She signed love letters to a state sex offender by drawing a heart and writing: "Your Baby Girl." She professed her love forever to the man she described as her soul mate, acknowledging their relationship was filled with "red flags."
That steamy correspondence was made public Friday after the woman who wrote the letters, a psychologist at the Minnesota Sex Offender Program in St. Peter, was fired for incompetence in a case that soon revealed she had been carrying on a relationship with one of her patients.
The documents, released by the Minnesota Department of Human Services, show how a woman assigned to help rehabilitate some of the most dangerous sex offenders in Minnesota crossed professional boundaries and fell in love with a man once deemed by a court examiner as a "true psychopath."
Amy Bronswick, who is in her early 40s, told the confined sex offender, Shannon English, that she wanted to be his wife and wrote that she would be his "rock" as "we wade the turbulent waters together."
Bronswick was fired before her behavior "became a serious problem on the unit," said Deputy Commissioner Anne Barry of the Minnesota Department of Human Services (DHS). "But you can see that attachment was formed and is now continuing.

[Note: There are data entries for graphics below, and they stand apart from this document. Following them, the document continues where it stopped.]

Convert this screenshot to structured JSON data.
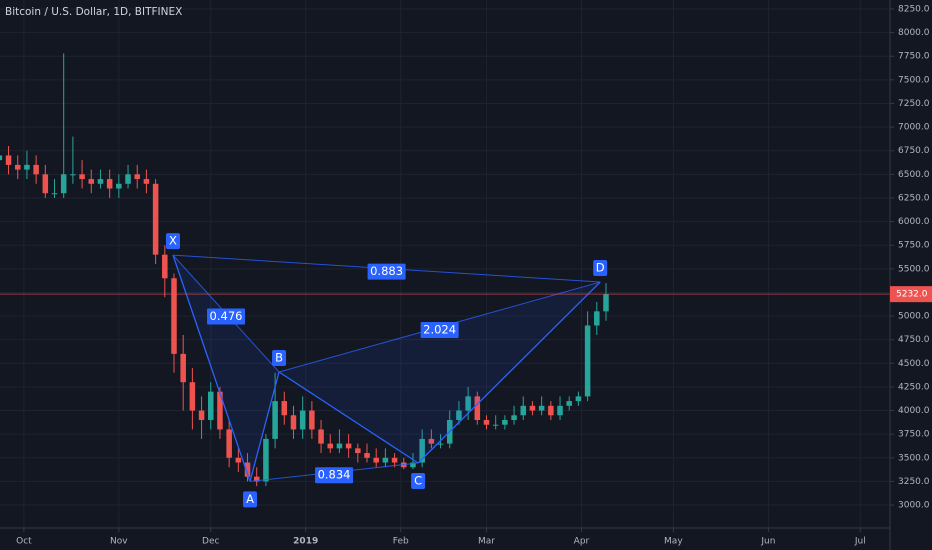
{
  "chart_data": {
    "type": "candlestick",
    "title": "Bitcoin / U.S. Dollar, 1D, BITFINEX",
    "open": [
      6650,
      6700,
      6600,
      6550,
      6600,
      6500,
      6300,
      6300,
      6500,
      6500,
      6450,
      6400,
      6450,
      6350,
      6400,
      6500,
      6450,
      6400,
      5650,
      5400,
      4600,
      4300,
      4000,
      3900,
      4200,
      3800,
      3500,
      3450,
      3300,
      3250,
      3700,
      4100,
      3950,
      3800,
      4000,
      3800,
      3650,
      3600,
      3650,
      3600,
      3550,
      3500,
      3450,
      3500,
      3450,
      3400,
      3450,
      3700,
      3650,
      3650,
      3900,
      4000,
      4150,
      3900,
      3850,
      3850,
      3900,
      3950,
      4050,
      4000,
      4050,
      3950,
      4050,
      4100,
      4150,
      4900,
      5050
    ],
    "high": [
      6850,
      6800,
      6700,
      6750,
      6700,
      6600,
      6450,
      7780,
      6900,
      6650,
      6550,
      6550,
      6550,
      6500,
      6600,
      6600,
      6550,
      6450,
      5750,
      5450,
      4800,
      4450,
      4150,
      4300,
      4250,
      3900,
      3600,
      3550,
      3400,
      3750,
      4400,
      4200,
      4050,
      4150,
      4100,
      3900,
      3750,
      3800,
      3750,
      3650,
      3650,
      3600,
      3600,
      3550,
      3500,
      3550,
      3800,
      3800,
      3750,
      4000,
      4100,
      4250,
      4200,
      3950,
      3950,
      3950,
      4050,
      4150,
      4100,
      4150,
      4100,
      4150,
      4150,
      4200,
      5050,
      5150,
      5350
    ],
    "low": [
      6550,
      6500,
      6450,
      6450,
      6400,
      6250,
      6250,
      6250,
      6400,
      6350,
      6300,
      6350,
      6250,
      6250,
      6350,
      6350,
      6300,
      5550,
      5200,
      4400,
      4000,
      3800,
      3700,
      3800,
      3700,
      3400,
      3350,
      3250,
      3200,
      3200,
      3600,
      3850,
      3700,
      3700,
      3700,
      3550,
      3550,
      3550,
      3500,
      3450,
      3450,
      3400,
      3400,
      3400,
      3380,
      3380,
      3400,
      3600,
      3600,
      3600,
      3850,
      3900,
      3850,
      3800,
      3800,
      3800,
      3850,
      3900,
      3950,
      3950,
      3900,
      3900,
      4000,
      4050,
      4100,
      4800,
      4950
    ],
    "close": [
      6700,
      6600,
      6550,
      6600,
      6500,
      6300,
      6300,
      6500,
      6500,
      6450,
      6400,
      6450,
      6350,
      6400,
      6500,
      6450,
      6400,
      5650,
      5400,
      4600,
      4300,
      4000,
      3900,
      4200,
      3800,
      3500,
      3450,
      3300,
      3250,
      3700,
      4100,
      3950,
      3800,
      4000,
      3800,
      3650,
      3600,
      3650,
      3600,
      3550,
      3500,
      3450,
      3500,
      3450,
      3400,
      3450,
      3700,
      3650,
      3650,
      3900,
      4000,
      4150,
      3900,
      3850,
      3850,
      3900,
      3950,
      4050,
      4000,
      4050,
      3950,
      4050,
      4100,
      4150,
      4900,
      5050,
      5232
    ],
    "up_color": "#26a69a",
    "down_color": "#ef5350",
    "xlim": [
      0.07,
      96.9
    ],
    "ylim": [
      2757,
      8345
    ],
    "xticks": [
      {
        "value": 2.67,
        "label": "Oct"
      },
      {
        "value": 13,
        "label": "Nov"
      },
      {
        "value": 23,
        "label": "Dec"
      },
      {
        "value": 33.33,
        "label": "2019"
      },
      {
        "value": 43.67,
        "label": "Feb"
      },
      {
        "value": 53,
        "label": "Mar"
      },
      {
        "value": 63.33,
        "label": "Apr"
      },
      {
        "value": 73.33,
        "label": "May"
      },
      {
        "value": 83.67,
        "label": "Jun"
      },
      {
        "value": 93.67,
        "label": "Jul"
      }
    ],
    "yticks": [
      {
        "value": 3000,
        "label": "3000.0"
      },
      {
        "value": 3250,
        "label": "3250.0"
      },
      {
        "value": 3500,
        "label": "3500.0"
      },
      {
        "value": 3750,
        "label": "3750.0"
      },
      {
        "value": 4000,
        "label": "4000.0"
      },
      {
        "value": 4250,
        "label": "4250.0"
      },
      {
        "value": 4500,
        "label": "4500.0"
      },
      {
        "value": 4750,
        "label": "4750.0"
      },
      {
        "value": 5000,
        "label": "5000.0"
      },
      {
        "value": 5250,
        "label": "5250.0"
      },
      {
        "value": 5500,
        "label": "5500.0"
      },
      {
        "value": 5750,
        "label": "5750.0"
      },
      {
        "value": 6000,
        "label": "6000.0"
      },
      {
        "value": 6250,
        "label": "6250.0"
      },
      {
        "value": 6500,
        "label": "6500.0"
      },
      {
        "value": 6750,
        "label": "6750.0"
      },
      {
        "value": 7000,
        "label": "7000.0"
      },
      {
        "value": 7250,
        "label": "7250.0"
      },
      {
        "value": 7500,
        "label": "7500.0"
      },
      {
        "value": 7750,
        "label": "7750.0"
      },
      {
        "value": 8000,
        "label": "8000.0"
      },
      {
        "value": 8250,
        "label": "8250.0"
      }
    ],
    "grid": true,
    "last_price": {
      "value": 5232,
      "label": "5232.0",
      "color": "#ef5350"
    },
    "pattern": {
      "color": "#2962ff",
      "points": [
        {
          "label": "X",
          "x": 18.89,
          "y": 5645
        },
        {
          "label": "A",
          "x": 27.27,
          "y": 3250
        },
        {
          "label": "B",
          "x": 30.43,
          "y": 4408
        },
        {
          "label": "C",
          "x": 45.56,
          "y": 3445
        },
        {
          "label": "D",
          "x": 65.37,
          "y": 5360
        }
      ],
      "ratios": [
        0.476,
        0.834,
        2.024,
        0.883
      ]
    }
  }
}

So, clearly [it was] a serious breach of her professional responsibility."
Bronswick did not respond to a request for an interview Friday. Barry said her behavior does not reflect the quality of work of other employees in the program. She said the agency does not plan to change any policies based on the incident.
Bronswick went to work as a provisional psychologist for the program last June, helping treat sex offenders in a job that paid $33.99 an hour.
Barry said the state terminated her March 7 for performance problems and, in the process, discovered the relationship. Troubled by the violation of state and professional guidelines, state investigators examined Bronswick's office carefully, but determined there was no sexual contact between the psychologist and her patient.